Catania: al Museo Arte Contemporanea Sicilia dodici artisti interpretano i fatti attraverso il linguaggio simbolico e misterioso dell’arte figurata

 

Sabato 21 dicembre 2013, a Catania, presso il MacS (Museo Arte Contemporanea Sicilia) nella Badia piccola del Monastero di San Benedetto di via Crociferi, ha avuto luogo il vernissage della mostra intitolata Ad Imaginem Suam, alla presenza del Direttore del MacS, Giuseppina Napoli, del curatore del MacS, Alberto Agazzani, e degli artisti.

La mostra si presenta come una collettiva di dodici artisti, siciliani e italiani, ognuno dei quali rappresenta un segno, una visione: “dodici segni, dodici diverse visioni dei fatti umani, raccontati dal linguaggio simbolico e misterioso ma sempre universale dell’arte figurata”, come dichiara il Direttore del MacS.

Gli artisti sono stati chiamati per cercare di risvegliare in noi curiosità e fascinazione, stimolare domande ed alimentare dubbi ai quali ognuno potrà dare risposta. Dodici nomi, quali, Marco Bolognesi, Giuseppe Bombaci, Roberta Coni, Dino Cunsolo, Peter Demetz, Giuseppe Guindani, Nunzio, Nicola Pucci, Davide Puma, Silvio Porzionato, Alessandro Reggioli, Luciano Vadalà, si sono presi carico di questo compito.

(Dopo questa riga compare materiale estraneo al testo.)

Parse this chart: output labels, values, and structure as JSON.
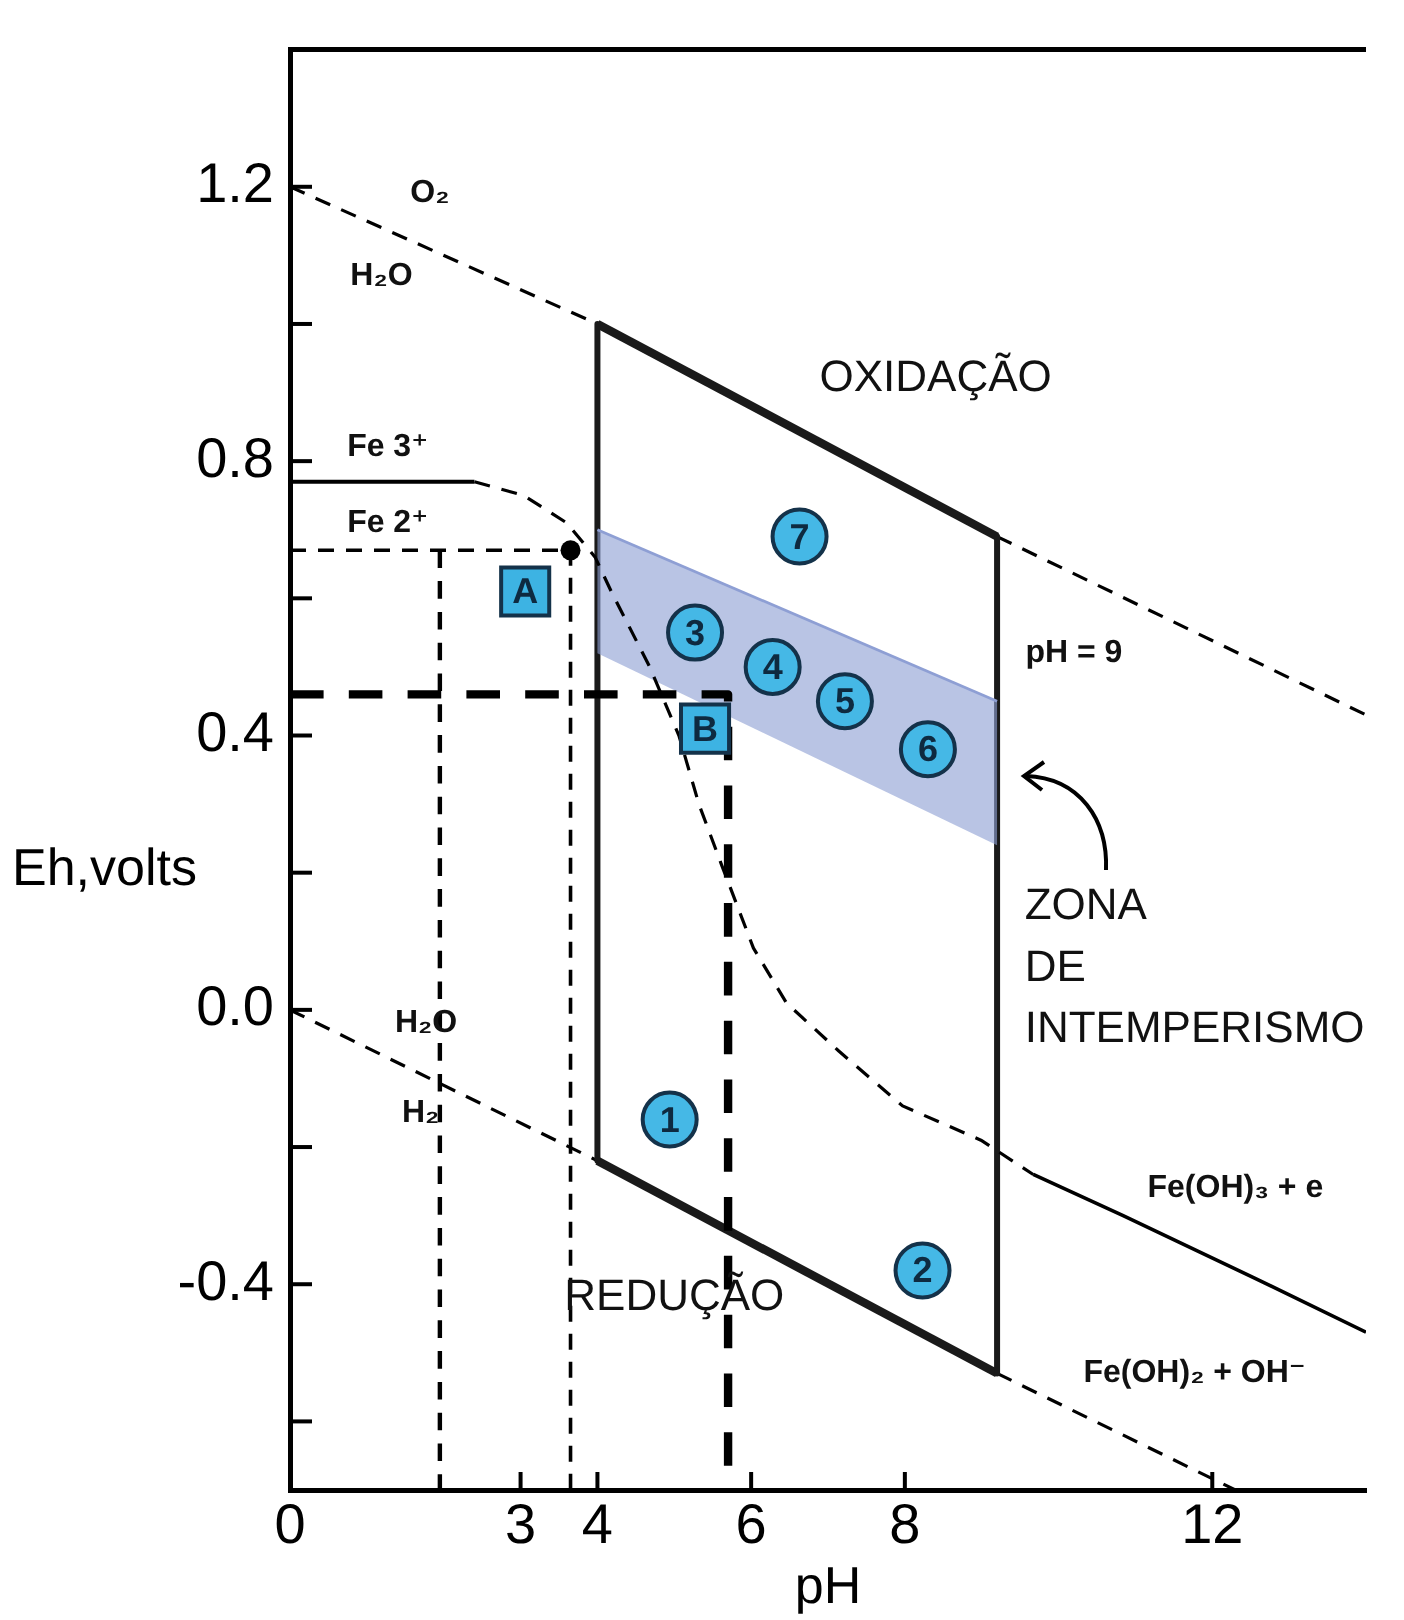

Gli artisti e le opere, sono visioni differenti della natura umana. Silvio Porzionato dona una lettura up-to-date di una delle tante femmes fatales, alla stessa maniera delle diversamente dipinte icone di Roberta Coni e Nicola Pucci, e di quella “fotografica” di Marco Bolognesi. Giuseppe Bombaci, invece, ci restituisce in una chiave totalmente visionaria, onirica, irreale, l’immagine quanto mai odierna di una principessa spagnola di chiara ascendenza velazquiana. Dino Cunsolo col suo inedito, sontuoso, meraviglioso (in senso letterale del termine) “San Sebastiano”, propone la terribile, mostruosa piaga della pedofilia. Alessandro Reggioli, espone una versione “barocca” (siciliana verrebbe da dire) delle sue sempre stupefacenti e preziose armature. Sono solitari i personaggi di Peter Demetz che si muovono in spazi privati di qualunque connotazione geografica o temporale, mentre Luciano Vadalà non si limita a dipingere l’uomo, ma la sua malata carne pensante. L’espressione si complica e arricchisce nelle diverse interpretazioni, sottese fra teatro, visione e sogno, con Giuseppe Guindani e Nunzio Paci. Queste le definizioni di Alberto Agazzani, che ha anche curato il catalogo “Ad Imaginem Suam” (NFC Edizioni).

La mostra sarà visitabile sino al prossimo 30 novembre 2014, ogni giorno dalle ore 9.00 alle ore 18.00 (chiusura il giovedì), presso il MacS (Museo Arte Contemporanea Sicilia) di via Crociferi – via S. Francesco n. 30, a Catania. Per ulteriori informazioni è visitabile il sito internet del museo: www.museomacs.it.